Je suis parti de Constantinople à 3 heures du matin, en compagnie du colonel Djemal bey, qui emmène également avec lui Paul Erio, du _Journal_. Chemin faisant, Djemal bey nous donne quelques explications sur la réorganisation de l'armée et, en particulier, de l'intendance. Au lendemain de Tchataldja, après qu'il eut été immobilisé, trois semaines durant, par 19 choléra, il s'occupa lui-même de ces services d'arrière qui, durant toute la première partie de la guerre, avaient si fort laissé à désirer et dont le mauvais fonctionnement avait été l'une des causes principales de la défaite. Aujourd'hui qu'il se trouve retenu au gouvernement de Constantinople, ce service a été remis aux mains d'Ismaïl Hakki pacha, excellent organisateur, qu'une blessure glorieuse, reçue au Yemen, blessure après laquelle il a dû être amputé d'une jambe, empêche de se rendre sur le champ de bataille.

Chaque jour 1.000 hommes de troupes fraîches, recrues et volontaires, sont dirigés sur les lignes de Tchataldja. Auparavant, ils passent quinze jours à Constantinople pour y être équipés et recevoir un commencement indispensable d'instruction. Depuis près de trois semaines, ces convois d'hommes sont quotidiens, et peuvent continuer indéfiniment. Les convois chargés de vivres arrivent régulièrement; il y a même surabondance, car on a construit des fours à Hademkeui où l'armée fait elle-même son pain. Ces derniers jours, elle refusait les envois de Constantinople. La seule crainte qu'on puisse avoir, c'est que la ligne ferrée se trouve coupée pour quelques jours par le mauvais temps entre Hademkeui et Tchataldja.

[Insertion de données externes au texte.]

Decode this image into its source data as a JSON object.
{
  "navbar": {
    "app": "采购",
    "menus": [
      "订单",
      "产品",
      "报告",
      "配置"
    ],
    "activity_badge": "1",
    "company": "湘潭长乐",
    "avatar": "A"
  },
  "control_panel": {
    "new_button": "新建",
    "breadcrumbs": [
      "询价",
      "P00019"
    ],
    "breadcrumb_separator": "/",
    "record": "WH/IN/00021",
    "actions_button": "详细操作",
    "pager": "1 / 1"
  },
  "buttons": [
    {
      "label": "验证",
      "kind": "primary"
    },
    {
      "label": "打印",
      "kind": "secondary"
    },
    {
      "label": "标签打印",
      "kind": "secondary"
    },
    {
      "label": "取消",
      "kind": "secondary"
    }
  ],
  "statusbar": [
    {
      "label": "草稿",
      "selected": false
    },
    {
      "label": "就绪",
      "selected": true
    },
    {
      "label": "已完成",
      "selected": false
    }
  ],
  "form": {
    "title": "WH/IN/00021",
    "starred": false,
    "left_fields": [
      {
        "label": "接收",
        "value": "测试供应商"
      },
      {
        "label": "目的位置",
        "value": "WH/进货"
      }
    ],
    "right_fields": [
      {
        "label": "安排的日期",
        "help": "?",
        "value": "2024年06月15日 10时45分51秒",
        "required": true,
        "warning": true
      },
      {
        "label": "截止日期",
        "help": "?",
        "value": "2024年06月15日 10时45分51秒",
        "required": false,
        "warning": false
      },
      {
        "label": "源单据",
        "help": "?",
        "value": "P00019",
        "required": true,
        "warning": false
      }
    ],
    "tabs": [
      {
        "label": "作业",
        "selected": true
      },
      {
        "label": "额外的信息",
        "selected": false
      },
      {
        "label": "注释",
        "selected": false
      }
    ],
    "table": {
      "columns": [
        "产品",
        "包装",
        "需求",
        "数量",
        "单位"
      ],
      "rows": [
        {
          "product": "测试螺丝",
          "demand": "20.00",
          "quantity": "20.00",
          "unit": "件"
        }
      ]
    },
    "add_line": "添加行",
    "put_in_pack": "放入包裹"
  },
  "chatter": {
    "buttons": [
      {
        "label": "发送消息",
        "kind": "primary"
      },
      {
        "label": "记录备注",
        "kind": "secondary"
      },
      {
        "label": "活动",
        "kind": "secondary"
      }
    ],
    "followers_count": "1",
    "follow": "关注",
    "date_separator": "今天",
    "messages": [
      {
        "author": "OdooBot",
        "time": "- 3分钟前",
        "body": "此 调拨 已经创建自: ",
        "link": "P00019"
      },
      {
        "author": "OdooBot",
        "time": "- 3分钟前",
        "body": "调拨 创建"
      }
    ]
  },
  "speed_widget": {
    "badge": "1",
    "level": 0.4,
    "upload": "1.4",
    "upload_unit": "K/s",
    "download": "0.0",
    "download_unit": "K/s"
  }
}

Les soldats mangent chaque jour une nourriture chaude, soupe le matin, rata le soir, haricots, riz et lentilles; deux fois par semaine ils ont de la viande fraîche, et deux fois de la viande conservée dans la graisse. Ils reçoivent également du bois et du charbon pour faire du feu. Ils se trouvent suffisamment à l'abri du mauvais temps dans des baraques de planches recouvertes de papier goudronné. Sur d'autres points, ils ont creusé de grandes fosses qu'ils ont recouvertes de toiles de tentes. Ceux qui sont aux avant-postes sont remplacés quotidiennement; ils vivent sous la tente; et quant aux soldats qui occupent les tranchées ou aux sentinelles, on les relève heure par heure durant les journées de mauvais temps.

Le colonel Djemal bey est un grand ami de la France. Il m'explique les grands projets d'organisation de la Turquie d'Asie après la guerre, la création de cinq vastes gouvernorats qui seront des espèces de vice-royautés à peu près indépendantes, ayant leur liberté d'action, de fonctionnement. Comme conseillers, comme directeurs de travaux, on fera appel aux étrangers.

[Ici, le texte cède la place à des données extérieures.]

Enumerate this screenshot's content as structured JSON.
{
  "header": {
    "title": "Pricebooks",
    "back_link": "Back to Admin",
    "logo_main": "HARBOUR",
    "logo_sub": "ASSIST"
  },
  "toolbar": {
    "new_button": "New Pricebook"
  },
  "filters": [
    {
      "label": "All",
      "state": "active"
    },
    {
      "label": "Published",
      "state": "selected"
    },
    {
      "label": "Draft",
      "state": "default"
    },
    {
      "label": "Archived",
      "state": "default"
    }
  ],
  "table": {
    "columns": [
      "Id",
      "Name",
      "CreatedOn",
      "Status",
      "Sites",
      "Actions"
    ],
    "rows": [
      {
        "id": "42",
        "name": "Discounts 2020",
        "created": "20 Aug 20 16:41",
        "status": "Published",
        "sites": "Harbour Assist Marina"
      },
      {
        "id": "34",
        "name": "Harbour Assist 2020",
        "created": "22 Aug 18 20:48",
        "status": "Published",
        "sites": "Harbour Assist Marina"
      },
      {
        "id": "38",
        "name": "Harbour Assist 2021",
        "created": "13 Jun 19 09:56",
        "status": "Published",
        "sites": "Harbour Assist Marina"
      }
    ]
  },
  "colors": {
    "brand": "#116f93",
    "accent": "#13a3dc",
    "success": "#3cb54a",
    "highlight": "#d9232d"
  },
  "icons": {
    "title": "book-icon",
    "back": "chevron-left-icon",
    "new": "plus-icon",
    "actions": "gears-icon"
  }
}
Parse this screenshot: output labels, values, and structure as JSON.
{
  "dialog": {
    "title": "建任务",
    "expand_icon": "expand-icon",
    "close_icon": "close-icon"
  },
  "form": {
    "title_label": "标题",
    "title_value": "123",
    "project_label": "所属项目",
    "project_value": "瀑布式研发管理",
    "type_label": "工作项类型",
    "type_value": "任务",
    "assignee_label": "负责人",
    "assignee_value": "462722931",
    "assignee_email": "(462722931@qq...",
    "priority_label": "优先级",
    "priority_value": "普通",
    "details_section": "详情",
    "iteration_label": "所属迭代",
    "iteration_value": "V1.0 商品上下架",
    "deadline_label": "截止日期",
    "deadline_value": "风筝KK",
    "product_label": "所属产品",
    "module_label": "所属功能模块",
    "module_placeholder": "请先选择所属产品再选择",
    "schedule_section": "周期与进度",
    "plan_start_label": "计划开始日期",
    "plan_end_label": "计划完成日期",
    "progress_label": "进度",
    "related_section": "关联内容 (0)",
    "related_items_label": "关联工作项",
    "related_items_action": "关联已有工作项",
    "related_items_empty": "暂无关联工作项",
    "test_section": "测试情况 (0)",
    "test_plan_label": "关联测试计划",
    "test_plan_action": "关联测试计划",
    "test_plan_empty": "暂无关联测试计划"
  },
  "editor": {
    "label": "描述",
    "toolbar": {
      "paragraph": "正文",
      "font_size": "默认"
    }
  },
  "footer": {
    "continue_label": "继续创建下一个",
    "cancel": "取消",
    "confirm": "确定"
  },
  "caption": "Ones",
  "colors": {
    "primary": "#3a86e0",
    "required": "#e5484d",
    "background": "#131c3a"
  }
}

--Je ne m'entourerai que de Français, me dit Djemal bey. Après la guerre, j'irai à Paris. J'espère qu'on voudra bien m'aider, me conseiller, m'indiquer des hommes capables, sérieux, travailleurs, intelligents, qui abondent dans votre nation. Je voudrais retourner ensuite à Bagdad et consacrer mes efforts à ce pays. Quelle admirable région! mais abandonnée à elle-même depuis si longtemps! La nature y est si riche, si féconde que, pour le moindre travail, on est aussitôt récompensé, payé au centuple.